(Universal Pictures) I am embarrassed to admit that I laughed through most of this film...like admitting that I used to like soap operas (this was in early days of great distress -- junk food for the overstressed mind). The film is contrived and unbelievable, but hey, I felt the way I did when I was a kid and went to a double feature-cum-cliff-hanger matinee with a baggie lunch (...friends, I am an old broad. This was back in 1935). I just sat back and enjoyed it.
So...a middle-aged Meryl Streep, successful, runs a great bakery, lives in a wonderful house, has three incredible children (meaning that they are not real since they look good, behave wonderfully, love their mommy and divorced daddy, and are incredibly cute and adorable). When the girls give mommy a super-hug, older guy says, "Oh gosh," and throws himself in for the lovey-lovey. I kept laughing and asking myself, "What the hell are you enjoying here?" Well, I loved Hellboy and his romantic attachment to the lady who ignites when she's pissed, so why not?
Streep is a classy lady who looks wonderful except for one tiny droop of the eyelid, and she goes to the plastic surgeon but then learns that they must lift the entire forehead, giving six months of headaches (entirely untrue). She's ten years divorced from the guy who married a very young, sexy, rather bitchy creature with a small, very misbehaving son. Wife now demands another child from this old-guy husband and makes him sit with a porn magazine in the fertility clinic to bring forth a sperm sample. Streep's kids claim that they've not yet recovered from the divorce -- oh come on. So she and her ex meet at a graduation, they get drunk, have a really hot affair. Evidently, she has something homey and satisfying that the young sexpot does not, and the exes become lovers.

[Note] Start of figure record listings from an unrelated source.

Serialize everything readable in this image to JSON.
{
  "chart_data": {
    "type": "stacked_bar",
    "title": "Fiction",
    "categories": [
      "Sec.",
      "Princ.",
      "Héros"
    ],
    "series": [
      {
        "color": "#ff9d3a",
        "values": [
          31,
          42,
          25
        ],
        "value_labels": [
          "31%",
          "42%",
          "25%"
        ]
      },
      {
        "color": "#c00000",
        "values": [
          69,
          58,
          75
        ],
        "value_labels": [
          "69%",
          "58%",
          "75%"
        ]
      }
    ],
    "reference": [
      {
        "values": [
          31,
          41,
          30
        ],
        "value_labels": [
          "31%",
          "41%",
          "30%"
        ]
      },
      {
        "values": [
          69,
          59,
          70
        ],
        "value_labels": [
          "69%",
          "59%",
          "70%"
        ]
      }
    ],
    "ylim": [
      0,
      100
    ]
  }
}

What's interesting is Alec Baldwin's good-natured willingness to display his big bulky overweight body. Shades of the slender-er, handsome self of Beetlejuice, he joyfully lies naked on the bedsheets displaying his sexual self-confidence. He's just fun to watch.
So they begin to date. Streep is now "the other woman" and she's spotted by one of the young gang at their assignation hotel. To confound the simplicity of it all, an architect comes to plan an addition to her already gorgeous home. To demonstrate the nature of the film (to anybody who has ever built an addition), she two-second-glances over the complicated plans and "Ohhs" and "Ahhs," "Oh isn't this great" and "I love this" and "Just move this wall twenty feet." In the same way, the architect (Steve Martin playing not-funny) asks for a chocolate croissant, and she reaches into the flour jar and, in a nano-second, whips up and rolls out excellent pastry dough, slams on some chocolate, pops it in the oven and voila. Not even a messed counter.
It's so frothy and so artificial, but wasn't also Sex and the City? One gal leaves her husband for dallying once with another woman when she hasn't had time for sex in six months? What, it's his fault? And the final reconciliation scene takes place on a carpeted closet floor. Where else in a high couture movie?
But it's funny, so I admit I was shamelessly laughing. There is a seminal scene (I think I've chosen the right adjective) where a hot-and-ready-to-go Baldwin lies naked in bed, awaiting, while an open laptop is photographing his whatsit, and from the size of his bulky body, one would expect...but let me not give spoilers. Unfortunately, after that scene, the air sort of goes out of the balloon.
But what the hell? It's entertainment...and I was entertained by what I guess is a junk food movie. But oh the attraction of junk food. I remember Mt. Vernon Junior High cafeteria corned-beef hash full of suet and hyper-salted brown gravy (wish I had some of that goop right this minute!).
It's Complicated isn't. But honestly, I had a good laugh. Do me something.